И Андреас пока тоже находил, что их любовь, несмотря на большие требования, которые к нему предъявляются, пошла ему на пользу. Он не открывал уже новых прелестей в возлюбленной, потому что Адельгейда, женщина чрезвычайно добрая, с первого же дня ни в чем ему не отказывала, но по мере сил своих наслаждался теми красотами, которые расхвалил своему другу Кёпфу. Он даже, можно сказать, расцвел, порозовел, щеки округлились, и Адельгейда, держа его в объятиях, не без грусти установила, что объем его талии увеличился дюйма на два. К тому же у него развился небывалый аппетит. Три раза в день кушал он в различных ресторанах неподалеку от дома, ибо ходьба становилась ему в тягость. В полдень, вскоре после пробуждения, и на ночь он насыщался простой сытной пищей, зато в сумерки, как только возлюбленная покидала его, он едва мог утолить голод двумя дюжинами устриц, кровавым ростбифом и дичью. Запивал он это бутылкой шато-лафита, а порой и бокалом шампанского. Когда перед ним стояли черный кофе и рюмочка fine champagne, его охватывало блаженное состояние. Он все глубже погружался в красное плюшевое кресло, кровь приливала к голове, голова склонялась на грудь, и молодой человек начинал дремать. Раз как-то он вскочил, слегка вскрикнув. Сигара, выпав изо рта, прожгла ему манишку и опалила кожу на шее. О, какими нежными поцелуями исцелила на следующий день Адельгейда больное место! Во всяком случае, она приложила все старания.

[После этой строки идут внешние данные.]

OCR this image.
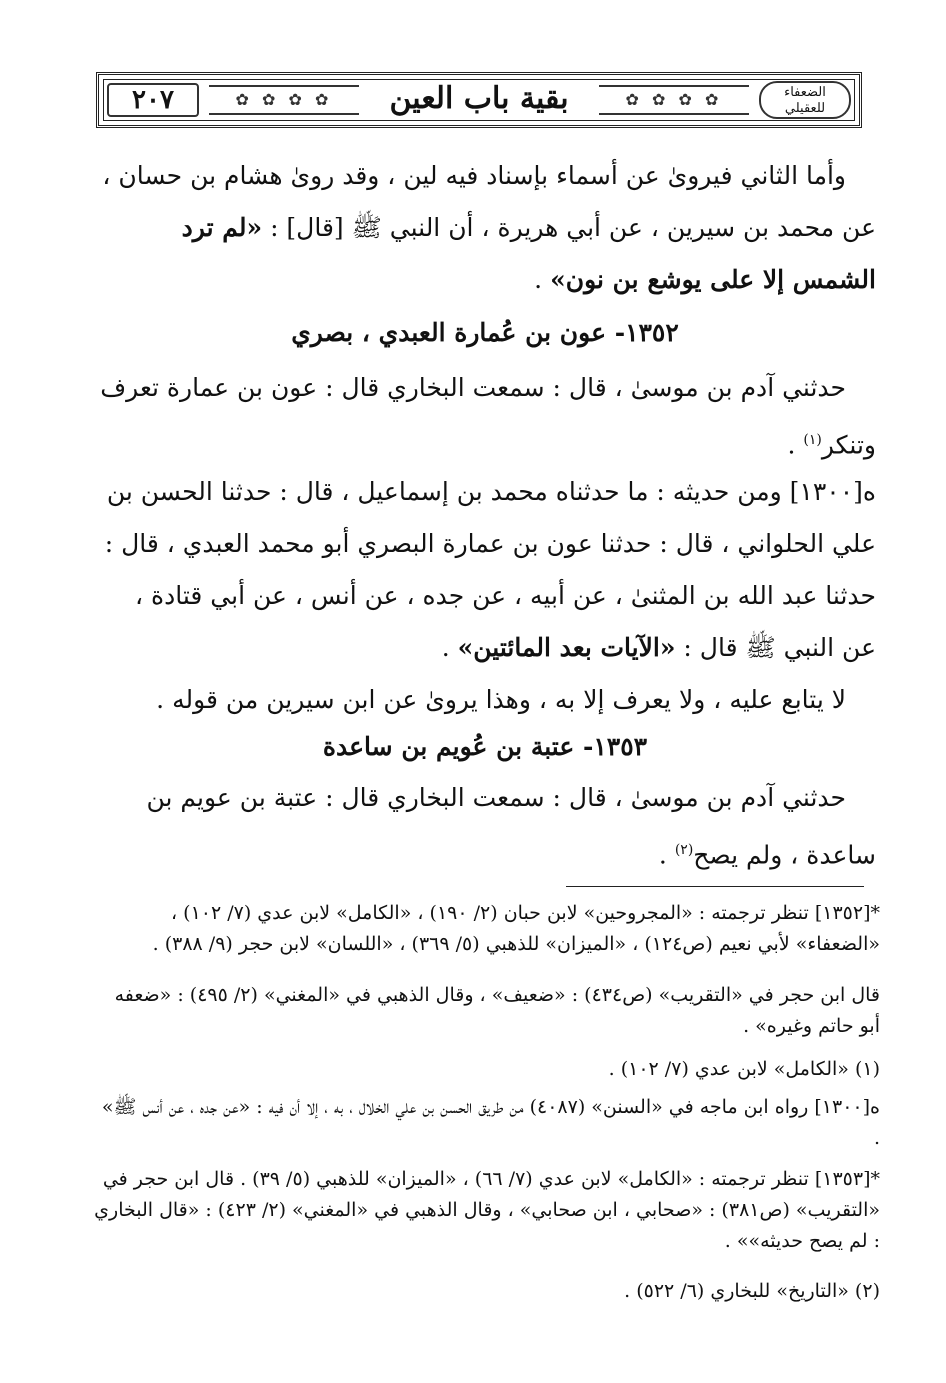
٢٠٧ ✿ ✿ ✿ ✿	بقية باب العين ✿ ✿ ✿ ✿	الضعفاء
للعقيلي

وأما الثاني فيروىٰ عن أسماء بإسناد فيه لين ، وقد روىٰ هشام بن حسان ، عن محمد بن سيرين ، عن أبي هريرة ، أن النبي ﷺ [قال] : «لم ترد الشمس إلا على يوشع بن نون» .

١٣٥٢- عون بن عُمارة العبدي ، بصري

حدثني آدم بن موسىٰ ، قال : سمعت البخاري قال : عون بن عمارة تعرف وتنكر$^{(١)}$ .

ه[١٣٠٠] ومن حديثه : ما حدثناه محمد بن إسماعيل ، قال : حدثنا الحسن بن علي الحلواني ، قال : حدثنا عون بن عمارة البصري أبو محمد العبدي ، قال : حدثنا عبد الله بن المثنىٰ ، عن أبيه ، عن جده ، عن أنس ، عن أبي قتادة ، عن النبي ﷺ قال : «الآيات بعد المائتين» .

لا يتابع عليه ، ولا يعرف إلا به ، وهذا يروىٰ عن ابن سيرين من قوله .

١٣٥٣- عتبة بن عُويم بن ساعدة

حدثني آدم بن موسىٰ ، قال : سمعت البخاري قال : عتبة بن عويم بن ساعدة ، ولم يصح$^{(٢)}$ .

*[١٣٥٢] تنظر ترجمته : «المجروحين» لابن حبان (٢/ ١٩٠) ، «الكامل» لابن عدي (٧/ ١٠٢) ، «الضعفاء» لأبي نعيم (ص١٢٤) ، «الميزان» للذهبي (٥/ ٣٦٩) ، «اللسان» لابن حجر (٩/ ٣٨٨) .

قال ابن حجر في «التقريب» (ص٤٣٤) : «ضعيف» ، وقال الذهبي في «المغني» (٢/ ٤٩٥) : «ضعفه أبو حاتم وغيره» .

(١) «الكامل» لابن عدي (٧/ ١٠٢) .

ه[١٣٠٠] رواه ابن ماجه في «السنن» (٤٠٨٧) من طريق الحسن بن علي الخلال ، به ، إلا أن فيه : «عن جده ، عن أنس ﷺ» .

*[١٣٥٣] تنظر ترجمته : «الكامل» لابن عدي (٧/ ٦٦) ، «الميزان» للذهبي (٥/ ٣٩) . قال ابن حجر في «التقريب» (ص٣٨١) : «صحابي ، ابن صحابي» ، وقال الذهبي في «المغني» (٢/ ٤٢٣) : «قال البخاري : لم يصح حديثه»» .

(٢) «التاريخ» للبخاري (٦/ ٥٢٢) .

По истечении недели такого безмятежного существования Андреас признался себе, что ему еще никогда не жилось так славно. Между тем сонливость, одолевавшая его после еды, постепенно распространилась и на весь день. Он чувствовал тяжесть в голове, хотя и отдыхал вволю, и, едва успев доказать Адельгейде свою любовь, засыпал тут же у нее на груди. Она никогда не сетовала на него, даже когда на десятый день он дал ей все основания к сильнейшему неудовольствию. Она понимала, что он не может удовлетворять те повышенные требования, какие она к нему предъявляла. Вместо того чтобы сердиться, она воспользовалась его временной слабостью и постаралась на новый лад доказать ему свою нежность. Она зажала его горячие щеки между своими ладонями, назвала его «крошкой», «худышкой», своей «бедной деткой» и принялась укачивать в объятиях. Андреас воспринимал эти ласковые прозвища как унижение. Его раздражало, что она использовала минутную слабость, дабы заставить его почувствовать свое превосходство. Делала она это, разумеется, без злого умысла. Да он и сам понимал, что вина на его стороне: он не выполнил взятых на себя обязательств. Но тщеславие его возмущалось. При прощании она заметила его дурное настроение.